Ethylene Suppose you wanted to pick 10,000 bananas in Central America and deliver them to market in the United States so that they all turned yellow at just the right time. This could be a logistical nightmare, but with the help of plant hormones it doesn’t have to be. The hormone ethylene is a gas produced in every part of a plant, and it has several important effects, including speeding up the rate at which many fruits ripen. Thus, ethylene can help you solve the banana problem: you can pick the fruits in Central America before they are ripe (when they are green), and just prior to their arrival in the United States, you can inject ethylene into the cargo hold of the ship and initiate the ripening of all the bananas simultaneously (FIGURE 19-15).

Not all fruits ripen in response to ethylene—strawberries, for example, do not, and so they must be picked from the vine only when ripe. Still, the use of ethylene for ripening fruits is probably the single most important agricultural use of any plant hormone. You can see this effect on a smaller scale by putting one ripe or rotting fruit (which produces very large amounts of ethylene) in a bag or container with fruits that haven’t yet ripened. The ripe or rotten fruit will cause all of the other fruits to ripen very quickly. Alternatively, you can delay the ripening of fruits by separating them from those that are already ripe.

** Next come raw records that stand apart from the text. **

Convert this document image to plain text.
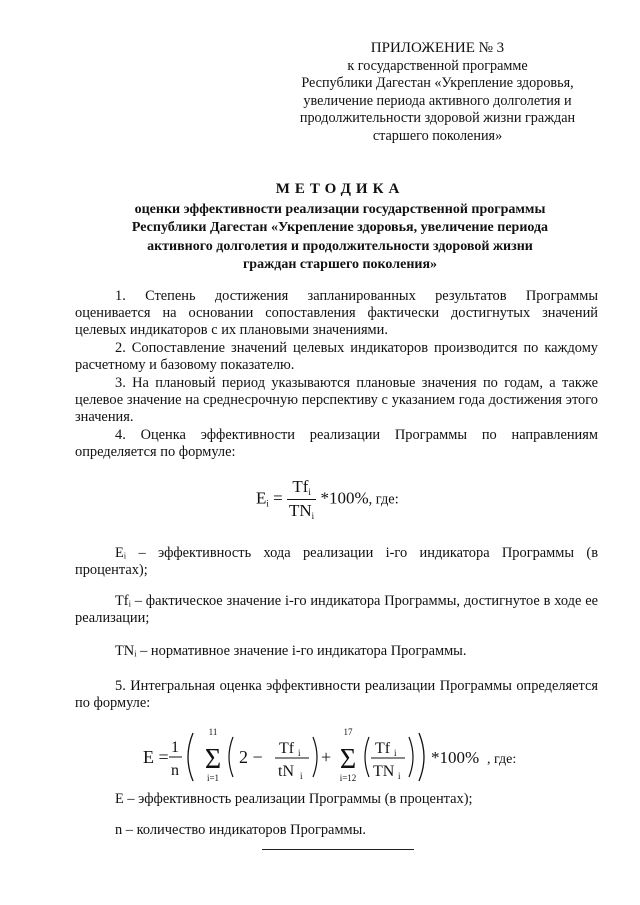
ПРИЛОЖЕНИЕ № 3
к государственной программе
Республики Дагестан «Укрепление здоровья,
увеличение периода активного долголетия и
продолжительности здоровой жизни граждан
старшего поколения»
МЕТОДИКА
оценки эффективности реализации государственной программы
Республики Дагестан «Укрепление здоровья, увеличение периода
активного долголетия и продолжительности здоровой жизни
граждан старшего поколения»

1. Степень достижения запланированных результатов Программы оценивается на основании сопоставления фактически достигнутых значений целевых индикаторов с их плановыми значениями.

2. Сопоставление значений целевых индикаторов производится по каждому расчетному и базовому показателю.

3. На плановый период указываются плановые значения по годам, а также целевое значение на среднесрочную перспективу с указанием года достижения этого значения.

4. Оценка эффективности реализации Программы по направлениям определяется по формуле:

$E_i = \frac{Tf_i}{TN_i} *100\%$, где:

Eᵢ – эффективность хода реализации i-го индикатора Программы (в процентах);

Tfᵢ – фактическое значение i-го индикатора Программы, достигнутое в ходе ее реализации;

TNᵢ – нормативное значение i-го индикатора Программы.

5. Интегральная оценка эффективности реализации Программы определяется по формуле:

E = 1
n
11
Σ
i=1
2 − Tf i
tN i
+
17
Σ
i=12
Tf i
TN i
*100% , где:

E – эффективность реализации Программы (в процентах);

n – количество индикаторов Программы.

Ethylene also hastens the aging and dropping of leaves from trees and the death of flowers at specific times. A plant has to maintain a flower’s ovary until the seeds and fruit are mature, but it does not maintain the petals or stamens after fertilization. Most plants produce many more flowers than they can mature into fruits, so they use ethylene to abort some flowers to reduce the number of fruits the plant must mature. But, though beneficial to the plant, these effects can be seen as undesirable by humans, such as those who want to sell cut flowers. Some flower merchants fight the effects of ethylene by briefly soaking cut-flower stems in a chemical solution of silver salts, which inhibits the effect of ethylene on the petals (FIGURE 19-16).

Recently, researchers were able to genetically engineer a type of tomato that does not produce ethylene. Ordinarily, tomatoes must be picked long before they are ripe so that they are tough enough to transport without becoming damaged. Tomatoes with blocked ethylene production can be left on the vine longer, without the risk of ripening before they can be picked and shipped to market. Ethylene is then applied so that the tomatoes are ripe when they are sold. These tomatoes grow larger and they taste more like the tomatoes someone might grow in a home garden, where they can be left on the vine until they reach perfect ripeness. Although tomatoes with inhibited ethylene production were briefly tested in the market, they have been discontinued due to patent disputes.

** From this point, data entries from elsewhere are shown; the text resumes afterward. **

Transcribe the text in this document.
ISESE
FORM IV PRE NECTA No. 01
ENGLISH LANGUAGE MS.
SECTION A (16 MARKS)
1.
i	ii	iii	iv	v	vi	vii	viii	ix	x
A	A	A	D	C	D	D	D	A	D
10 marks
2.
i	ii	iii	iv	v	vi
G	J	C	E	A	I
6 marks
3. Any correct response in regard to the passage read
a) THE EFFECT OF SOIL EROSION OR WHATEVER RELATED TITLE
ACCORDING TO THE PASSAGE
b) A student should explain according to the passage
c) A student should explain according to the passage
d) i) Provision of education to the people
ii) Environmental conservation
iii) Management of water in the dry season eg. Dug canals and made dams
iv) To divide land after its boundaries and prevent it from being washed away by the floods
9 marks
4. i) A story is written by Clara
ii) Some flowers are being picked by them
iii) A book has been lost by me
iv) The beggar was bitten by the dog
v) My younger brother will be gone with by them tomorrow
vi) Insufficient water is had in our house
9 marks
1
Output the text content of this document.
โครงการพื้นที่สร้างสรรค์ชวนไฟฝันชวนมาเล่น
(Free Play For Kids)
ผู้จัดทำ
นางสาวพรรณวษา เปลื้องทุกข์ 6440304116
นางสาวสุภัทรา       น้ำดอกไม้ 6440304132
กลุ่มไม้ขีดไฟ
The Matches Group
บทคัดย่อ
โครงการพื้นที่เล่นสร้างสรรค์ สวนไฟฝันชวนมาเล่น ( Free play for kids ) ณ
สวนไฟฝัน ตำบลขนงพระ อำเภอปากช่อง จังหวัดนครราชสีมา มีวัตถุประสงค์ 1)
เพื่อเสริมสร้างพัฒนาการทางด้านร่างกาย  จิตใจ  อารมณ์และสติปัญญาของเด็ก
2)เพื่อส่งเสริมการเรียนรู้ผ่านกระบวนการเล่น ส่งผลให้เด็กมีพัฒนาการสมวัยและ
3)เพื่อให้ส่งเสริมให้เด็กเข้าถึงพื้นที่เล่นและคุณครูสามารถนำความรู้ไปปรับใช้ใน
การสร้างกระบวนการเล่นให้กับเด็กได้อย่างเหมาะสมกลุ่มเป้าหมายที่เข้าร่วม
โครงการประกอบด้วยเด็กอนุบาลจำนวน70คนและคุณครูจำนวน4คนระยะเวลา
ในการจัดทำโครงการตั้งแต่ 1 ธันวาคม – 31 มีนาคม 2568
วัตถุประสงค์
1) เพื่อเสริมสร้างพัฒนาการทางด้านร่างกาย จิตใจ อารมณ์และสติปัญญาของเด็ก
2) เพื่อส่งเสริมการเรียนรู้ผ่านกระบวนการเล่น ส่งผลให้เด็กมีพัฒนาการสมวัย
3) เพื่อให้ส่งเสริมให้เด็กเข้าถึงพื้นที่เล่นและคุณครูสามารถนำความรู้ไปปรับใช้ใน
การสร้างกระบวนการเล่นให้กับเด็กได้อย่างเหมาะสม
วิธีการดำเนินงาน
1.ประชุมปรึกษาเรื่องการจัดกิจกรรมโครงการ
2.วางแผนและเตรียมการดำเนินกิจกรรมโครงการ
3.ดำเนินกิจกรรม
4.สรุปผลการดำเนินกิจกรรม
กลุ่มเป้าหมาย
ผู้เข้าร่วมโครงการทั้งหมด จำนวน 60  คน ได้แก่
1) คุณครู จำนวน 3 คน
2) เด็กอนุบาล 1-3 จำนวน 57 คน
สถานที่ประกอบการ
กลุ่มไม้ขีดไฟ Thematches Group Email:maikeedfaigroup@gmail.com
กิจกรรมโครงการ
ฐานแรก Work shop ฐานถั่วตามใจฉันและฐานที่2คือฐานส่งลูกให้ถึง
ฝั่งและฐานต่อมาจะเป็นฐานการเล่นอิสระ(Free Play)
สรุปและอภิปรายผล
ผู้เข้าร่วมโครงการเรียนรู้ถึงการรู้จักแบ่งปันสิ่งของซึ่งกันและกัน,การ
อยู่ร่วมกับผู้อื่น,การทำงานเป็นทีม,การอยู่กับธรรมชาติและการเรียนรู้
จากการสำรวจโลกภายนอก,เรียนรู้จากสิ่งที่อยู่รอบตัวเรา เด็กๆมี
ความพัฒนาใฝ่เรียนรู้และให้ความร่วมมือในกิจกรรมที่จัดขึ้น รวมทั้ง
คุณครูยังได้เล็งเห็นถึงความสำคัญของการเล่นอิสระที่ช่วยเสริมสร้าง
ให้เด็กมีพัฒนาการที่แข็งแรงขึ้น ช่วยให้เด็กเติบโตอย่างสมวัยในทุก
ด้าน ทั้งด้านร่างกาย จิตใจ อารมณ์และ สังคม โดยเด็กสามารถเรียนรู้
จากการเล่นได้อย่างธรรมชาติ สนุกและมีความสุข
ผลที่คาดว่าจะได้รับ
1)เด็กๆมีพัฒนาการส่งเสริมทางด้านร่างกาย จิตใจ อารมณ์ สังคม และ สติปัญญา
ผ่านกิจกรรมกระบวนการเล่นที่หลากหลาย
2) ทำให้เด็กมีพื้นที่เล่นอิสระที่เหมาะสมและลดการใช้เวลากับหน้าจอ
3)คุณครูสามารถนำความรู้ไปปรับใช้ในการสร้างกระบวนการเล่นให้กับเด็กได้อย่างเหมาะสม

Abscisic acid Under stressful conditions, such as water shortage, the plant hormone abscisic acid is produced in relatively large amounts. Synthesized primarily in leaves, fruits, and root tips (but also in other plant parts), this hormone has the general effect of inhibiting growth and reproductive activities under adverse environmental conditions (FIGURE 19-17). In seeds, for example, abscisic acid can inhibit germination.

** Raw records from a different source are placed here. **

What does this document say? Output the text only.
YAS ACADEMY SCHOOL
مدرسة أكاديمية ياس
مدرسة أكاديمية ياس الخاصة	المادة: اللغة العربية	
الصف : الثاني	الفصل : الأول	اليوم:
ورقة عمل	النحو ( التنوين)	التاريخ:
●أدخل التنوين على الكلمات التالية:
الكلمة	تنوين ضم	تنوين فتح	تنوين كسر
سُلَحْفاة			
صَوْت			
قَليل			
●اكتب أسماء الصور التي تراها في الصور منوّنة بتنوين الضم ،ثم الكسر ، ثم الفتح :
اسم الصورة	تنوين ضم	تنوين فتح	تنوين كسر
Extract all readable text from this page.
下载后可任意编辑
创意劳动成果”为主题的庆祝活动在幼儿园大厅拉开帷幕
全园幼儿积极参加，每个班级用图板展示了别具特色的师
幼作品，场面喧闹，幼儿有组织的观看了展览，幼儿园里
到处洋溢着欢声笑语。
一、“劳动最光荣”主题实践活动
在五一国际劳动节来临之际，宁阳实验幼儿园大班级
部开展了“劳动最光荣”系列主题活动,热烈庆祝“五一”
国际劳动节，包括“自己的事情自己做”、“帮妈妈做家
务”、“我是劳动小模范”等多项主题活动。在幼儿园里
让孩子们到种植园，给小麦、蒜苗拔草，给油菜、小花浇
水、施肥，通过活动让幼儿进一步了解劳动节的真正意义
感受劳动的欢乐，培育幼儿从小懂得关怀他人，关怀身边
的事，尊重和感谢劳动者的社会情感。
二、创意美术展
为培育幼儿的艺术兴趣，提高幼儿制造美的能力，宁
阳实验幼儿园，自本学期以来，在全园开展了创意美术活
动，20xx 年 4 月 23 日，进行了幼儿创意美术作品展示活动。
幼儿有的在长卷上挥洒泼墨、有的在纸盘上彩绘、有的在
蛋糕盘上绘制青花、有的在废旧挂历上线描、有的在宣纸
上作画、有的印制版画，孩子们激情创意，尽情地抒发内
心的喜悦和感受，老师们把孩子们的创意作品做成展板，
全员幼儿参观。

In effect, abscisic acid causes a plant to hunker down and ride out the difficult conditions before embarking on new growth. When roots encounter unusually dry or cold or salty conditions, the production of abscisic acid in the root increases, and the hormone travels through the plant body, inhibiting growth. It also signals the stomata on the plant’s leaves to close, thereby conserving water.

Cytokinins The cytokinins are primarily stimulators of cell division throughout the plant body and throughout the lifetime of the plant. Although they are produced primarily in the roots and fruits, cytokinins exert their influence in all parts of the plant. They usually work in conjunction with auxins to produce four main types of effects (FIGURE 19-18).

1. Causing rapid cell division and promoting primary growth.

2. Initiating new branches from lateral buds.

3. Inducing seed germination. Application of cytokinins will even cause seeds that normally germinate only in the light to germinate in the dark.

4. Retarding leaf aging and death. Even when applied to a leaf that has already fallen off a tree, cytokinins will cause the leaf to remain green longer than it otherwise would.